Тут-то он съел сандвичи, потом ему пришла в голову мысль позвонить.
Сначала к себе домой. Бедняжка Матильда! Как она должна была вздрогнуть, когда раздался телефонный звонок.
— Алло? Это ты? Я только что отправил к тебе машину. Когда вернусь, не знаю… Этой ночью? Наверняка нет… Завтра тоже… Может быть, через несколько дней…
Почему ему казалось, что она хитро улыбается? Голос ее звучал скорее нежно, чем иронично.
— Счастливого пути, Джон!..
Затем ей захотелось что-то добавить, она помолчала, но после довольно долгой паузы передумала и повторила:
— Счастливого пути… Главное, не простудись… Купи себе что-нибудь теплое.
Итак, она знала, куда он направлялся. Он обошел зал ожидания, дважды удостоверился, что посадку еще не объявляли, и только тогда снова попросил соединить его с Тусоном. Как он и думал, ему ответили «Занято».
Занято было и на четвертый раз, и на пятый — прежде чем он дозвонился, ему понадобилось ровно тридцать две минуты, так что когда наступил момент и появилась возможность сказать что бы то ни было, ярость обуревала его.
— Алло! Пегги!
Она узнала его по голосу. Она не могла его не узнать. Но Пегги не могла отказать себе в маленьком жестоком удовольствии и сухо спросила:
— Кто говорит?
— Джон…
И холодно, бесконечно жестко уточнила:
— Джон Эванс?
Пусть! У него не было времени на эти тонкие игры со старыми дамами с улицы О'Хары.
— Послушай, Пегги. Мне надо сказать тебе нечто важное, очень… Я думаю, я уверен, что ты ошиблась…
Она продолжала молчать, и ему захотелось заорать: «Индюшка, постарайся понять, что я тебе звоню, потому что люблю, что я твой лучший друг, что я хочу помешать тебе наделать новых глупостей… «
— Алло! Ты меня слушаешь!
— Да…
— Ты плохо поняла письмо. Я тоже его плохо понял, но по-другому.
Точнее, и ты, и я ошиблись в том, кому оно предназначалось…
Если бы он мог быть уверен! Внутренняя уверенность у него была. Уже в Бисбее он понял, что вдохновителем этой старой истории, которая уже никого не интересовала, разве что нескольких стариков, был Роналд Фелпс.
Буква в письме, та пресловутая буква, которую он принял за А, была Р или, может быть, Ф.
Роналд Фелпс.
Роналд Фелпс, который приказал Малышу Гарри найти в Санбурне верного убийцу.
Малыш Гарри сообщал об этом О'Харе, с которым у него были дела.
— Твой отец не платил Ромеро…
Тогда так жестоко, как могла говорить только она, Пегги проронила через какое-то время:
— Знаю…
— Как ты поняла?
— Будь ты женщиной, а не таким идиотом мужиком, ты бы тоже понял.
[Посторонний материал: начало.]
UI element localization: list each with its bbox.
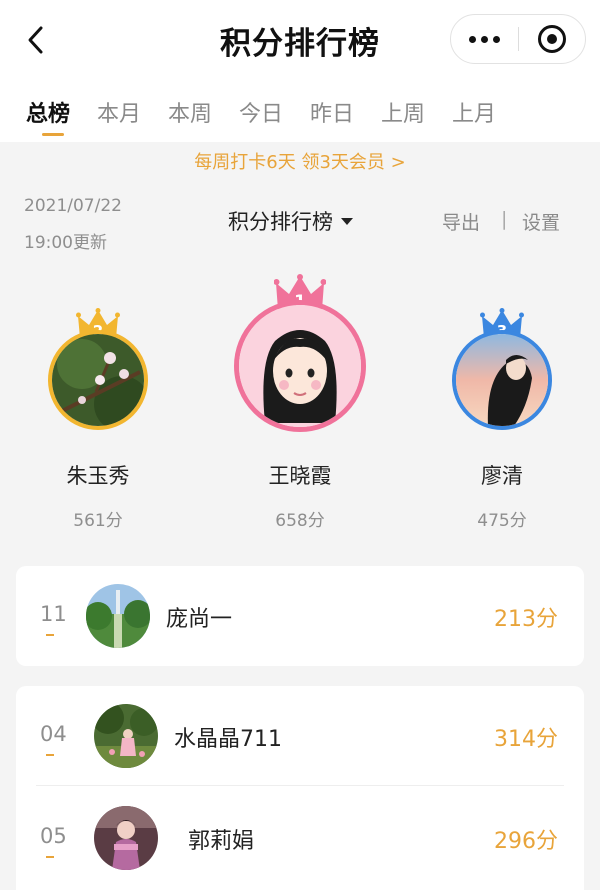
header: 积分排行榜 xyxy=(0,0,600,80)
tab-this-month[interactable]: 本月 xyxy=(97,80,168,142)
user-name: 庞尚一 xyxy=(166,607,233,632)
tab-yesterday[interactable]: 昨日 xyxy=(310,80,381,142)
avatar xyxy=(48,330,148,430)
list-item[interactable]: 04 水晶晶711 314分 xyxy=(16,686,584,786)
ranking-list: 04 水晶晶711 314分 05 郭莉娟 296分 xyxy=(16,686,584,890)
rank-number: 05 xyxy=(40,824,67,848)
rank-number: 11 xyxy=(40,602,67,626)
more-button[interactable] xyxy=(451,15,518,63)
user-name: 郭莉娟 xyxy=(188,829,255,854)
user-score: 296分 xyxy=(494,829,558,854)
action-divider: | xyxy=(501,208,508,230)
target-circle-icon xyxy=(537,25,566,53)
rank-underline xyxy=(46,754,54,756)
rank-underline xyxy=(46,634,54,636)
row-divider xyxy=(36,785,564,786)
podium-score: 561分 xyxy=(73,511,123,531)
avatar xyxy=(86,584,150,648)
podium-name: 王晓霞 xyxy=(268,464,332,488)
promo-link[interactable]: 每周打卡6天 领3天会员 > xyxy=(0,148,600,174)
my-rank-card: 11 庞尚一 213分 xyxy=(16,566,584,666)
ranking-type-dropdown[interactable]: 积分排行榜 xyxy=(228,206,353,236)
rank-underline xyxy=(46,856,54,858)
export-button[interactable]: 导出 xyxy=(442,208,480,235)
tab-last-week[interactable]: 上周 xyxy=(381,80,452,142)
tab-last-month[interactable]: 上月 xyxy=(452,80,523,142)
tab-bar: 总榜 本月 本周 今日 昨日 上周 上月 xyxy=(0,80,600,142)
avatar xyxy=(94,806,158,870)
update-date: 2021/07/22 xyxy=(24,196,122,216)
settings-button[interactable]: 设置 xyxy=(522,208,560,235)
list-item[interactable]: 05 郭莉娟 296分 xyxy=(16,788,584,888)
podium-second[interactable]: 2 朱玉秀 561分 xyxy=(18,300,178,540)
user-score: 314分 xyxy=(494,727,558,752)
my-rank-row[interactable]: 11 庞尚一 213分 xyxy=(16,566,584,666)
update-time: 19:00更新 xyxy=(24,233,107,253)
podium-first[interactable]: 1 王晓霞 658分 xyxy=(220,270,380,540)
podium-score: 475分 xyxy=(477,511,527,531)
avatar xyxy=(234,300,366,432)
mini-program-capsule xyxy=(450,14,586,64)
avatar xyxy=(452,330,552,430)
close-program-button[interactable] xyxy=(519,15,586,63)
caret-down-icon xyxy=(341,217,353,225)
user-score: 213分 xyxy=(494,607,558,632)
tab-today[interactable]: 今日 xyxy=(239,80,310,142)
podium-name: 朱玉秀 xyxy=(66,464,130,488)
tab-this-week[interactable]: 本周 xyxy=(168,80,239,142)
podium-score: 658分 xyxy=(275,511,325,531)
avatar xyxy=(94,704,158,768)
tab-total[interactable]: 总榜 xyxy=(26,80,97,142)
ranking-type-label: 积分排行榜 xyxy=(228,210,333,234)
user-name: 水晶晶711 xyxy=(174,727,282,752)
podium-third[interactable]: 3 廖清 475分 xyxy=(422,300,582,540)
rank-number: 04 xyxy=(40,722,67,746)
more-dots-icon xyxy=(468,35,500,43)
podium-name: 廖清 xyxy=(481,464,523,488)
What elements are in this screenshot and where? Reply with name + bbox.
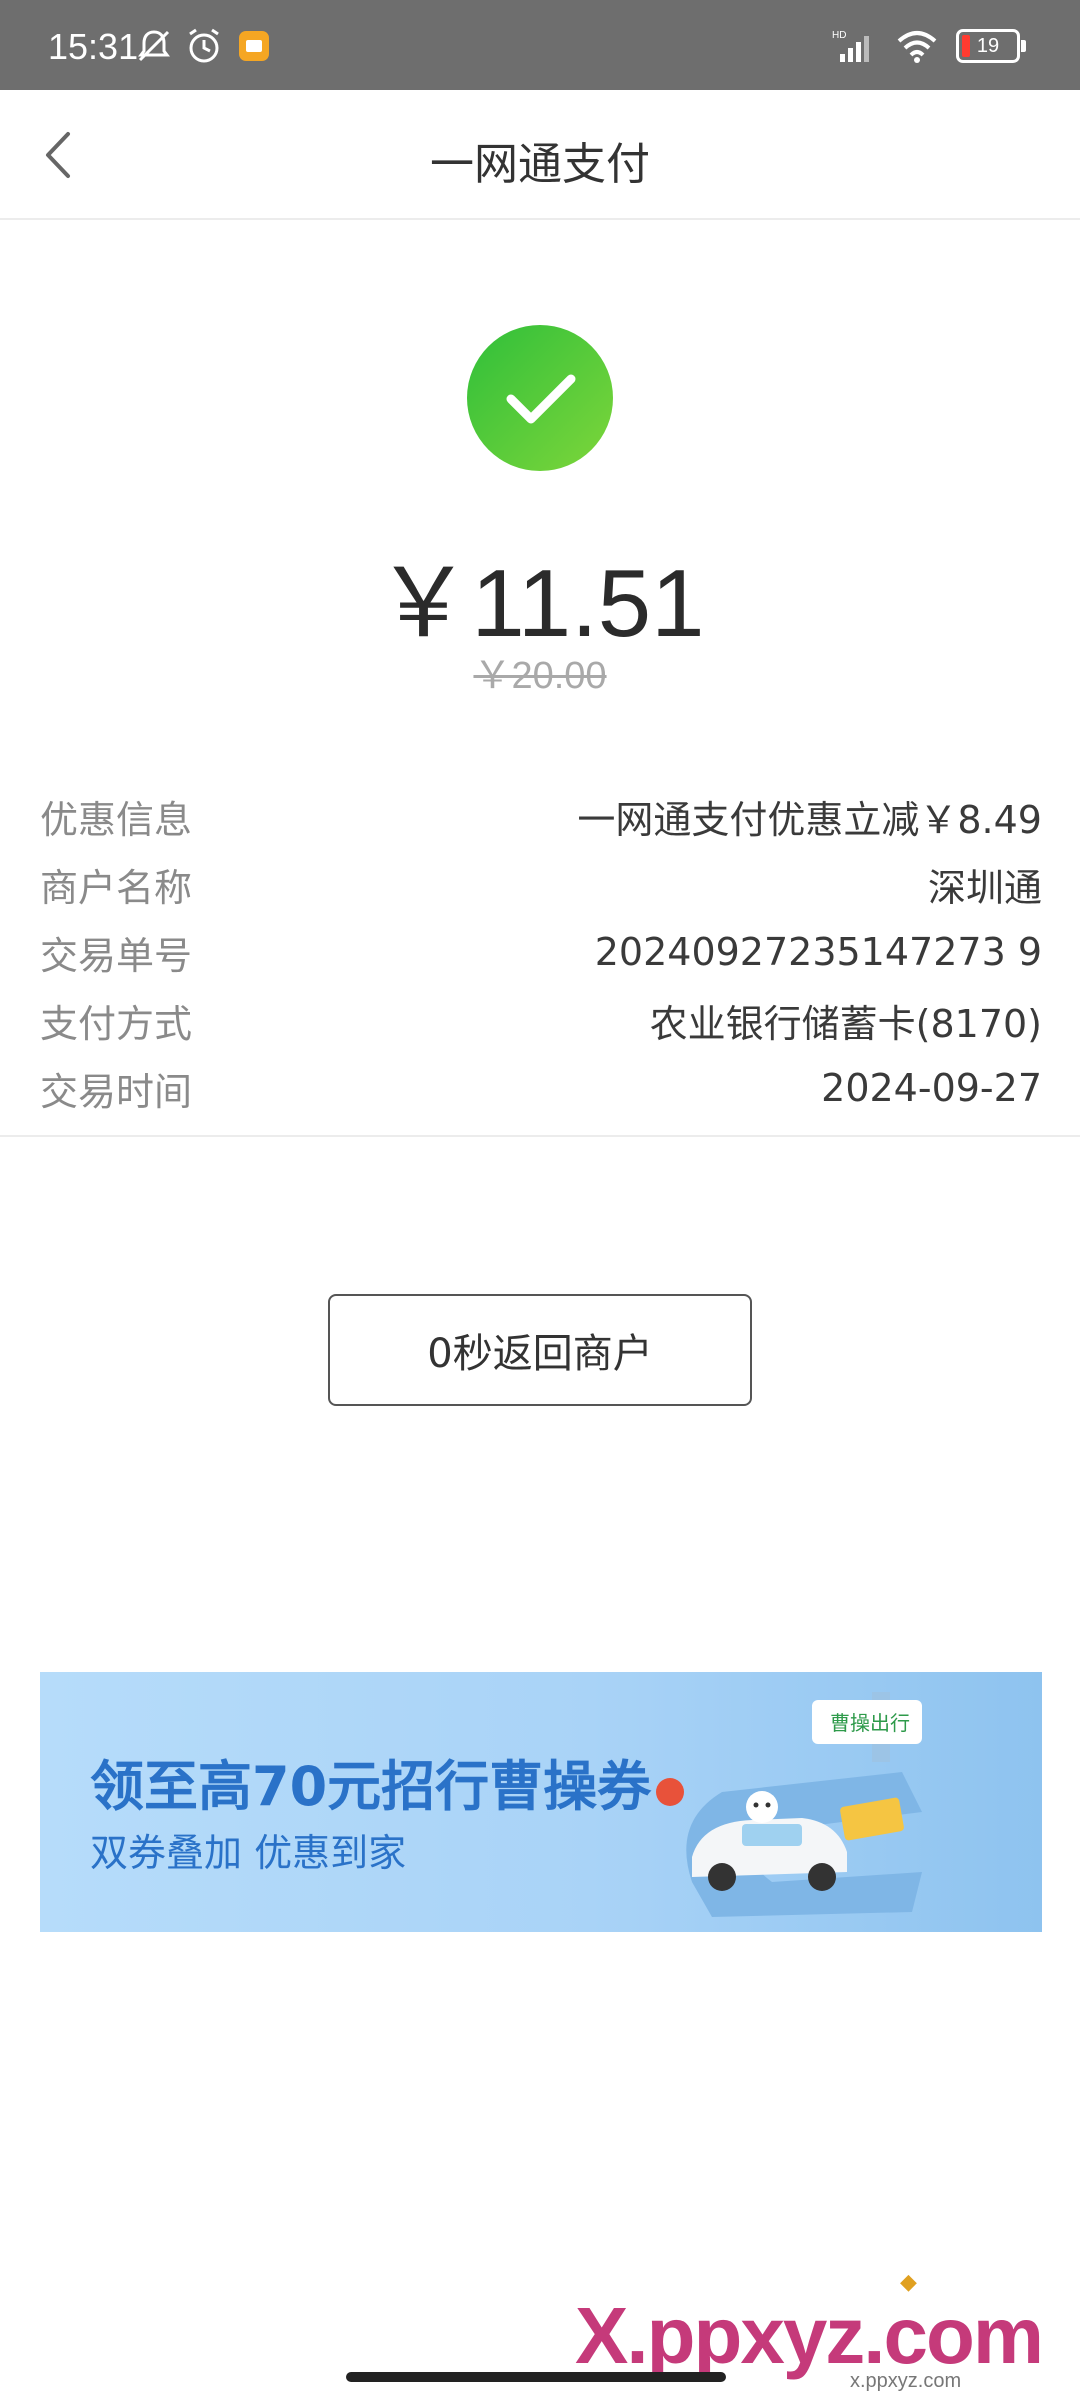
detail-row-merchant: 商户名称 深圳通 (40, 850, 1042, 918)
detail-row-discount: 优惠信息 一网通支付优惠立减￥8.49 (40, 782, 1042, 850)
detail-label: 交易时间 (40, 1069, 193, 1114)
check-circle-icon (467, 325, 613, 471)
watermark-url: x.ppxyz.com (850, 2370, 962, 2392)
page-title: 一网通支付 (430, 139, 650, 190)
app-notification-icon (239, 31, 269, 61)
detail-row-payment-method: 支付方式 农业银行储蓄卡(8170) (40, 986, 1042, 1054)
status-bar: 15:31 HD 19 (0, 0, 1080, 90)
banner-subtitle: 双券叠加 优惠到家 (90, 1831, 407, 1875)
muted-bell-icon (138, 30, 170, 62)
divider (0, 1135, 1080, 1137)
car-illustration-icon: 曹操出行 (656, 1692, 922, 1917)
nav-bar: 一网通支付 (0, 90, 1080, 220)
promo-banner[interactable]: 领至高70元招行曹操券 双券叠加 优惠到家 曹操出行 (40, 1672, 1042, 1932)
detail-label: 优惠信息 (40, 797, 193, 842)
return-to-merchant-button[interactable]: 0秒返回商户 (328, 1294, 752, 1406)
detail-value: 20240927235147273 9 (594, 930, 1042, 974)
transaction-details: 优惠信息 一网通支付优惠立减￥8.49 商户名称 深圳通 交易单号 202409… (40, 782, 1042, 1122)
original-amount: ￥20.00 (473, 655, 607, 697)
detail-value: 深圳通 (927, 865, 1042, 910)
wifi-icon (897, 31, 937, 63)
status-time: 15:31 (48, 26, 139, 67)
alarm-icon (189, 28, 219, 63)
svg-text:HD: HD (832, 30, 846, 41)
battery-icon: 19 (956, 29, 1026, 63)
detail-label: 支付方式 (40, 1001, 193, 1046)
watermark: X.ppxyz.com (575, 2291, 1044, 2380)
detail-value: 2024-09-27 (821, 1066, 1042, 1110)
banner-title: 领至高70元招行曹操券 (90, 1755, 652, 1818)
status-right-icons: HD 19 (832, 24, 1026, 68)
detail-label: 商户名称 (40, 865, 193, 910)
banner-brand: 曹操出行 (830, 1711, 910, 1735)
detail-row-order-id: 交易单号 20240927235147273 9 (40, 918, 1042, 986)
detail-row-time: 交易时间 2024-09-27 (40, 1054, 1042, 1122)
battery-level: 19 (976, 34, 1000, 57)
detail-value: 一网通支付优惠立减￥8.49 (577, 797, 1042, 842)
signal-icon: HD (832, 30, 869, 62)
home-indicator[interactable] (346, 2372, 726, 2382)
detail-value: 农业银行储蓄卡(8170) (649, 1001, 1042, 1046)
detail-label: 交易单号 (40, 933, 193, 978)
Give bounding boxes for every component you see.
Куда ей было спешить в тишине своей гостиной или комнаты? Она не ждала самолета с минуты на минуту.
— Если женщина что-нибудь ищет, то делает со всей тщательностью.
Зеленый сундук был в твоем распоряжении целых три дня, а ты как сумасшедший носился по дорогам, вместо того чтобы листок за листком разобрать его содержимое. Но у меня-то хватило на это терпения, и между страничками программки я нашла конверт. Он в точности соответствует письму. Тот же почерк, так же выцвели чернила. На нем адрес моего отца…
Он чуть было не сказал, что простил старику Майку его молчание.
Потому что, в конце-то концов, предупрежденный о том, что должно было случиться, О'Хара не удосужился предупредить будущую жертву.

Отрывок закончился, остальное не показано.